CARU‘: “Il caso di Ricky fu legato non ad una patologia congenita ma ad un evento diverso legato ad un infiammazione . Decidemmo immediatamente di fermarlo e di curare la sua infiammazione che provocava un’artimia potenzialmente pericolosa. Fu fondamentale anche la grande scrupolosità dell’atleta e della società che fece quella scelta di carattere etico e responsabile di cui abbiamo parlato poco fa e che permisero al ragazzo di guarire e di tornare sui campi di gioco. Tornando al mondo anglosassone è giusto ricordare che anche la NBA sta modificando il suo approccio in questo senso: anni fa i Celtics persero la loro prima scelta assoluta Len Bias (1986) e poi Reggie Lewis (1993) a causa di una malformazione cardiaca, tipica tra l’altro proprio tra i giocatori di colore. Quest’anno gli stessi Celtics hanno monitorato con grande efficacia sia Chris Wilcox che Jeff Green e li hanno sottoposti ad interventi risolutivi che, oltre a salvargli la vita, dovrebbero consentire loro anche di riprendere l’attività agonistica. Tornando all’Italia un caso molto famoso negli anni 70′ fu quello dell’azzurro Luciano Vendemini, allora il progresso medico e tecnologico non consentì di scoprire in anticipo la natura della sua malformazione cardiaca (detta di Marfan), ora tutto questo sarebbe stato possibile con esami assolutamente negli standard nei laboratori italiani che, ripeto, sono all’avanguardia nel mondo nello screening degli atleti. Nel basket in particolare è necessario sottolineare che i giovani che si sono sviluppati molto in altezza e con braccia lunghe possono rientrare più facilmente nella casistica della sindrome di Marfan. E per questo le analisi in tal senso sono sempre molto accurate per evitare ogni rischio”.

DB: Cura e diagnostica ma conta molto anche la tempestività dell’intervento in caso di pericolo assoluto, si parla spesso di dotare di un defibrillatore ogni impiano sportivo.

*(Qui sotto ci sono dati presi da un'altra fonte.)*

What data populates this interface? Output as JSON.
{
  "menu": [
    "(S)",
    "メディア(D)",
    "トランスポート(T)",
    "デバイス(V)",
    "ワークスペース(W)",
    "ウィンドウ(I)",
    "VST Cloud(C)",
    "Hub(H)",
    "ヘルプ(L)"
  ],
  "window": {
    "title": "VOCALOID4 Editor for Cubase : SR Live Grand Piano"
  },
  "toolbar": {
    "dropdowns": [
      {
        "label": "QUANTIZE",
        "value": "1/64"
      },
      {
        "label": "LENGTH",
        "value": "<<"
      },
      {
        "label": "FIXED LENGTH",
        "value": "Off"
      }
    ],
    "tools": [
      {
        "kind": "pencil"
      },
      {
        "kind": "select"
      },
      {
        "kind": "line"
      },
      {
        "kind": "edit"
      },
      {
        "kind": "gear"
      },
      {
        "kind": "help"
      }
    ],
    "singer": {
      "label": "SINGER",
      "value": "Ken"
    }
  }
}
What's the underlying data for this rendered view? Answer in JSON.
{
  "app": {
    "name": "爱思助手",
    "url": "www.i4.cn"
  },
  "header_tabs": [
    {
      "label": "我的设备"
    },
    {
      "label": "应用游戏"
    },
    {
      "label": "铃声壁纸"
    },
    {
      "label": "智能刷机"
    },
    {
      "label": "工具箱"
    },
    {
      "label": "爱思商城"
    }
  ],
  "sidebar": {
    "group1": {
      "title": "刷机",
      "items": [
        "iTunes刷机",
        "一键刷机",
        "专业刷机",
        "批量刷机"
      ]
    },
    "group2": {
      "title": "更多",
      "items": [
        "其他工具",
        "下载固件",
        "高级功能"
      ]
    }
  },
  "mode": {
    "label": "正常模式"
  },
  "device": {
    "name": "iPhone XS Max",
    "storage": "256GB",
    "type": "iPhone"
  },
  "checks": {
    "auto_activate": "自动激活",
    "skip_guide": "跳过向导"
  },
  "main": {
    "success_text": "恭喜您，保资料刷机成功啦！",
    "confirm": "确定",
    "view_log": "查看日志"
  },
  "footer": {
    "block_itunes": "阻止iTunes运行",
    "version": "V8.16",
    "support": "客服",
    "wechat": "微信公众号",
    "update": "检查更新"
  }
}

CARU’:” Il defibrillatore è sicuramente uno strumento di pronto intervento molto importante e diverse volte decisivo. Serve, come dice anche il nome, a bloccare la fibrillazione ventricolare, il in sostanza cuore smette di pompare, con lo strumento si cerca quindi di recuperare il ritmo cardiaco. Ma non sempre purtroppo si verifica una fibrillazione ventricolare, tornando ancora al caso di Morosini io ho parlato con il collega che l’ha assistito subito sul campo e mi ha confermato che non era un problema di asistolia, non c’era attività elettrica del cuore. Se non c’è questo tipo di problema il defibrillatore purtroppo non riesce ad essere utile. Per capire quindi le cause del suo decesso serviranno ulteriori indagini biochimiche e microscopiche, ma anche in questo caso non è detto che ci si possa arrivare con assoluta certezza, i dubbi potrebbero ancora restare”.